Dopo la sala di Giorgione, ecco la sala IX e il focus dedicato ad altri artisti tra Venezia e terraferma, con opere di Jacopo Negretti, detto Palma il Vecchio, Rocco Marconi e Lorenzo Lotto; segue l'ampia sala X dedicata a Paolo Caliari, detto Veronese (il quale nel 1551 si trasferisce da Verona a Venezia), esempio eccellente di arte colta concepita su scala monumentale, artista che in breve tempo si fa notare in laguna, ottenendo importanti commissioni pubbliche e private. Infine, ecco Tintoretto e Tiziano, protagonisti della sala XI con opere straordinarie come la Pietà di Tiziano e il Miracolo dello schiavo, gioco sublime di contrasti di luci e ombre, magnifica prova di talento di un Tintoretto non ancora trentenne.
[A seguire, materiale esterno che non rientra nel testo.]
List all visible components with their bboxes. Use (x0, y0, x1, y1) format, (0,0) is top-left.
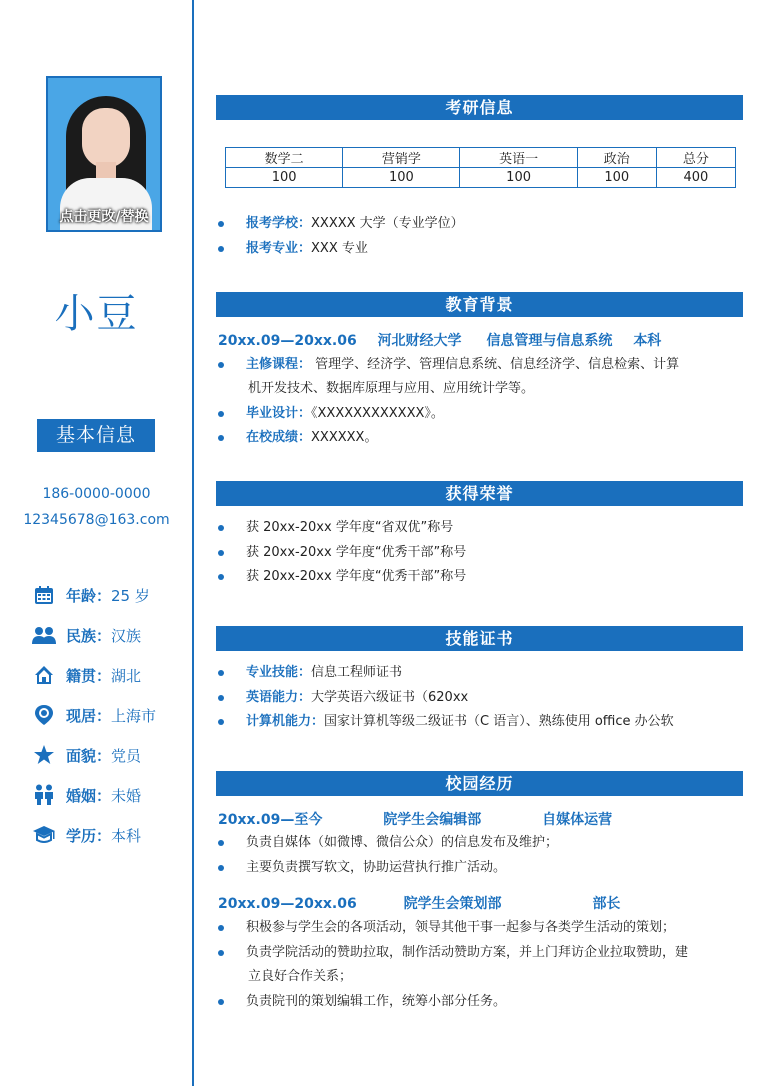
table-cell: 400 (656, 168, 735, 188)
star-icon (32, 744, 56, 766)
list-item-honor: 获 20xx-20xx 学年度“优秀干部”称号 (218, 565, 466, 589)
list-item-target-major: 报考专业：XXX 专业 (218, 237, 368, 261)
section-title-skills: 技能证书 (216, 626, 743, 651)
list-item-courses: 主修课程： 管理学、经济学、管理信息系统、信息经济学、信息检索、计算 机开发技术、数据库原理与应用、应用统计学等。 (218, 353, 679, 401)
section-title-campus: 校园经历 (216, 771, 743, 796)
info-marital: 婚姻： 未婚 (32, 783, 141, 807)
table-header-cell: 政治 (577, 148, 656, 168)
list-item-duty: 积极参与学生会的各项活动，领导其他干事一起参与各类学生活动的策划； (218, 916, 675, 940)
list-item-duty: 负责自媒体（如微博、微信公众）的信息发布及维护； (218, 831, 558, 855)
info-residence: 现居： 上海市 (32, 703, 156, 727)
list-item-duty: 负责院刊的策划编辑工作，统筹小部分任务。 (218, 990, 506, 1014)
basic-info-title: 基本信息 (37, 419, 155, 452)
person-name: 小豆 (54, 291, 139, 337)
list-item-target-school: 报考学校：XXXXX 大学（专业学位） (218, 212, 464, 236)
location-pin-icon (32, 704, 56, 726)
experience-header: 20xx.09—至今 院学生会编辑部 自媒体运营 (218, 812, 613, 828)
graduation-cap-icon (32, 824, 56, 846)
table-cell: 100 (577, 168, 656, 188)
table-cell: 100 (460, 168, 577, 188)
email-address: 12345678@163.com (23, 512, 170, 528)
divider-line (192, 0, 194, 1086)
info-age: 年龄： 25 岁 (32, 583, 150, 607)
table-cell: 100 (343, 168, 460, 188)
list-item-honor: 获 20xx-20xx 学年度“省双优”称号 (218, 516, 453, 540)
info-education: 学历： 本科 (32, 823, 141, 847)
table-header-cell: 总分 (656, 148, 735, 168)
section-title-education: 教育背景 (216, 292, 743, 317)
couple-icon (32, 784, 56, 806)
table-header-cell: 营销学 (343, 148, 460, 168)
calendar-icon (32, 584, 56, 606)
phone-number: 186-0000-0000 (42, 486, 151, 502)
info-ethnicity: 民族： 汉族 (32, 623, 141, 647)
photo-change-caption[interactable]: 点击更改/替换 (59, 209, 149, 225)
people-icon (32, 624, 56, 646)
score-table (225, 147, 736, 188)
list-item-duty: 负责学院活动的赞助拉取，制作活动赞助方案，并上门拜访企业拉取赞助，建 立良好合作关系； (218, 941, 688, 989)
info-politics: 面貌： 党员 (32, 743, 141, 767)
list-item-pro-skill: 专业技能：信息工程师证书 (218, 661, 402, 685)
list-item-grades: 在校成绩：XXXXXX。 (218, 426, 377, 450)
table-cell: 100 (226, 168, 343, 188)
list-item-thesis: 毕业设计：《XXXXXXXXXXXX》。 (218, 402, 444, 426)
list-item-honor: 获 20xx-20xx 学年度“优秀干部”称号 (218, 541, 466, 565)
table-header-cell: 数学二 (226, 148, 343, 168)
table-header-cell: 英语一 (460, 148, 577, 168)
profile-photo[interactable] (46, 76, 162, 232)
list-item-computer-skill: 计算机能力：国家计算机等级二级证书（C 语言）、熟练使用 office 办公软 (218, 710, 674, 734)
education-header: 20xx.09—20xx.06 河北财经大学 信息管理与信息系统 本科 (218, 333, 662, 349)
section-title-honors: 获得荣誉 (216, 481, 743, 506)
info-hometown: 籍贯： 湖北 (32, 663, 141, 687)
list-item-english-skill: 英语能力：大学英语六级证书（620xx (218, 686, 468, 710)
experience-header: 20xx.09—20xx.06 院学生会策划部 部长 (218, 896, 621, 912)
list-item-duty: 主要负责撰写软文，协助运营执行推广活动。 (218, 856, 506, 880)
section-title-exam: 考研信息 (216, 95, 743, 120)
home-icon (32, 664, 56, 686)
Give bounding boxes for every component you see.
Non è tutto. A fine giugno scorso, le Gallerie hanno riaperto al pubblico la sala che ospita il ciclo delle Storie di Sant'Orsola realizzato da Vittore Carpaccio, tra il 1490 e il 1495, per decorare le pareti della Scuola omonima nella basilica dei Santi Giovanni e Paolo, capolavoro della pittura del Rinascimento ora magnificamente restaurato. I nove teleri erano coperti da vernici alterate e sovrammissioni pittoriche localmente frammentarie, il loro stato conservativo si presentava disomogeneo. Il restauro, preceduto da una fase di studio e analisi diagnostica condotta dall’Istituto superiore per la conservazione e il restauro di Roma e dal Laboratorio scientifico delle Gallerie, a partire dal 2010, è stato realizzato grazie al contributo di Save Venice. L'intervento, iniziato nel 2013, ha portato alla chiusura della sala nell'agosto 2016 e si è ora finalmente concluso.

Il ciclo narra la leggenda altomedievale della principessa Orsola, figlia del re cristiano di Bretagna, chiesta in sposa per il figlio del re pagano d'Inghilterra. Orsola acconsente alla proposta di matrimonio ma, in cambio, pretende la conversione del principe pagano e l'impegno a un comune pellegrinaggio a Roma. Durante il viaggio, sulla via del ritorno, nei pressi di Colonia, i due vengono attaccati dagli Unni e martirizzati insieme a undicimila vergini. Poco prima, nel Sogno di Sant'Orsola, un angelo annuncia il martirio alla principessa; nell'Apoteosi invece, in conclusione del ciclo, Sant'Orsola e il suo seguito di vergini vengono assunte in cielo.